Woodwork Typing in Featuretools#
Featuretools relies on having consistent typing across the creation of EntitySets, Primitives, Features, and feature matrices. Previously, Featuretools used its own type system that contained objects called Variables. Now and moving forward, Featuretools will use an external data typing library for its typing: Woodwork.
Understanding the Woodwork types that exist and how Featuretools uses Woodwork’s type system will allow users to: - build EntitySets that best represent their data - understand the possible input and return types for Featuretools’ Primitives - understand what features will get generated from a given set of data and primitives.
Read the Understanding Woodwork Logical Types and Semantic Tags guide for an in-depth walkthrough of the available Woodwork types that are outlined below.
For users that are familiar with the old Variable
objects, the Transitioning to Featuretools Version 1.0 guide will be useful for converting Variable types to Woodwork types.
Physical Types#
Physical types define how the data in a Woodwork DataFrame is stored on disk or in memory. You might also see the physical type for a column referred to as the column’s dtype
.
Knowing a Woodwork DataFrame’s physical types is important because Pandas, Dask, and Spark rely on these types when performing DataFrame operations. Each Woodwork LogicalType
class has a single physical type associated with it.
Logical Types#
Logical types add additional information about how data should be interpreted or parsed beyond what can be contained in a physical type. In fact, multiple logical types have the same physical type, each imparting a different meaning that’s not contained in the physical type alone.

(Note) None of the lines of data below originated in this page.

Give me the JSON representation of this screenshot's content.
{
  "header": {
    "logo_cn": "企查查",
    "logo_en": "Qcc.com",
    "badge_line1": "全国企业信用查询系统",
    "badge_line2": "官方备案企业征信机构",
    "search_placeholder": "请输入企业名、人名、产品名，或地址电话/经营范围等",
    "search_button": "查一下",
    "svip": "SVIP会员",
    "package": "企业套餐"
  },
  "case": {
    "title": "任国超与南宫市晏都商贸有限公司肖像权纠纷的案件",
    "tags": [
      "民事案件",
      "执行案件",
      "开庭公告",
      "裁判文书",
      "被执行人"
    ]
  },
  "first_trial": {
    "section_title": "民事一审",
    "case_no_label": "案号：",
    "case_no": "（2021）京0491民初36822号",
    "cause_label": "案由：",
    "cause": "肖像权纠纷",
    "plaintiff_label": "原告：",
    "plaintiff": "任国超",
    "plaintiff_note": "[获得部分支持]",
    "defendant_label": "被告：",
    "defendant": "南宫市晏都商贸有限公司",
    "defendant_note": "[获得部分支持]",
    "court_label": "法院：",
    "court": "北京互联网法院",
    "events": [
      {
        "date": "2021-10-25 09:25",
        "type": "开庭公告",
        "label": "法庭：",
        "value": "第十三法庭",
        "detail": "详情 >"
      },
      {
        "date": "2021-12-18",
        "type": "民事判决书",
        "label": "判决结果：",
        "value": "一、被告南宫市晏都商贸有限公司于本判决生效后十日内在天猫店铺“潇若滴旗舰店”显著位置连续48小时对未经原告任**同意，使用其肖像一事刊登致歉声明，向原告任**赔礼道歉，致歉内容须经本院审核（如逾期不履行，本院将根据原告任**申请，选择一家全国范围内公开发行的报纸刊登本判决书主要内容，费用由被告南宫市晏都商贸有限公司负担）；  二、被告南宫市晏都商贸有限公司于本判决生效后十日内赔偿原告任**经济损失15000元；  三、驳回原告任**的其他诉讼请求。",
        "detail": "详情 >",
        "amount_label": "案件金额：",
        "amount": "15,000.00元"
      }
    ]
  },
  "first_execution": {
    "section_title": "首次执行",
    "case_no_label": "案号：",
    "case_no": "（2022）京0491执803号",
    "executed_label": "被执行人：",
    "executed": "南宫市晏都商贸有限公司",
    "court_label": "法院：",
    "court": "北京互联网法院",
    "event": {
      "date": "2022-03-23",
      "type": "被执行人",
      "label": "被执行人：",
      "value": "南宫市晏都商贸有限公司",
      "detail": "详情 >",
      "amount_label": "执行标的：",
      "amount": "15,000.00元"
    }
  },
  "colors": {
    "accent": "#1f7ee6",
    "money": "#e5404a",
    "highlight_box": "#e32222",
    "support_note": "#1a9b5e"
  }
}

In Featuretools, a column’s logical type informs how data is read into an EntitySet and how it gets used down the line in Deep Feature Synthesis.
Woodwork provides many different logical types, which can be seen with the list_logical_types
function.
[1]:
import featuretools as ft
ft.list_logical_types()
[1]:
name | type_string | description | physical_type | standard_tags | is_default_type | is_registered | parent_type | |
---|---|---|---|---|---|---|---|---|
0 | Address | address | Represents Logical Types that contain address ... | string | {} | True | True | None |
1 | Age | age | Represents Logical Types that contain whole nu... | int64 | {numeric} | True | True | Integer |
2 | AgeFractional | age_fractional | Represents Logical Types that contain non-nega... | float64 | {numeric} | True | True | Double |
3 | AgeNullable | age_nullable | Represents Logical Types that contain whole nu... | Int64 | {numeric} | True | True | IntegerNullable |
4 | Boolean | boolean | Represents Logical Types that contain binary v... | bool | {} | True | True | BooleanNullable |
5 | BooleanNullable | boolean_nullable | Represents Logical Types that contain binary v... | boolean | {} | True | True | None |
6 | Categorical | categorical | Represents Logical Types that contain unordere... | category | {category} | True | True | None |
7 | CountryCode | country_code | Represents Logical Types that use the ISO-3166... | category | {category} | True | True | Categorical |
8 | CurrencyCode | currency_code | Represents Logical Types that use the ISO-4217... | category | {category} | True | True | Categorical |
9 | Datetime | datetime | Represents Logical Types that contain date and... | datetime64[ns] | {} | True | True | None |
10 | Double | double | Represents Logical Types that contain positive... | float64 | {numeric} | True | True | None |
11 | EmailAddress | email_address | Represents Logical Types that contain email ad... | string | {} | True | True | None |
12 | Filepath | filepath | Represents Logical Types that specify location... | string | {} | True | True | None |
13 | IPAddress | ip_address | Represents Logical Types that contain IP addre... | string | {} | True | True | None |
14 | Integer | integer | Represents Logical Types that contain positive... | int64 | {numeric} | True | True | IntegerNullable |
15 | IntegerNullable | integer_nullable | Represents Logical Types that contain positive... | Int64 | {numeric} | True | True | None |
16 | LatLong | lat_long | Represents Logical Types that contain latitude... | object | {} | True | True | None |
17 | NaturalLanguage | natural_language | Represents Logical Types that contain text or ... | string | {} | True | True | None |
18 | Ordinal | ordinal | Represents Logical Types that contain ordered ... | category | {category} | True | True | Categorical |
19 | PersonFullName | person_full_name | Represents Logical Types that may contain firs... | string | {} | True | True | None |
20 | PhoneNumber | phone_number | Represents Logical Types that contain numeric ... | string | {} | True | True | None |
21 | PostalCode | postal_code | Represents Logical Types that contain a series... | category | {category} | True | True | Categorical |
22 | SubRegionCode | sub_region_code | Represents Logical Types that use the ISO-3166... | category | {category} | True | True | Categorical |
23 | Timedelta | timedelta | Represents Logical Types that contain values s... | timedelta64[ns] | {} | True | True | None |
24 | URL | url | Represents Logical Types that contain URLs, wh... | string | {} | True | True | None |
25 | Unknown | unknown | Represents Logical Types that cannot be inferr... | string | {} | True | True | None |
Featuretools will perform type inference to assign logical types to the data in EntitySets if none are provided, but it is also possible to specify which logical types should be set for any column (provided that the data in that column is compatible with the logical type).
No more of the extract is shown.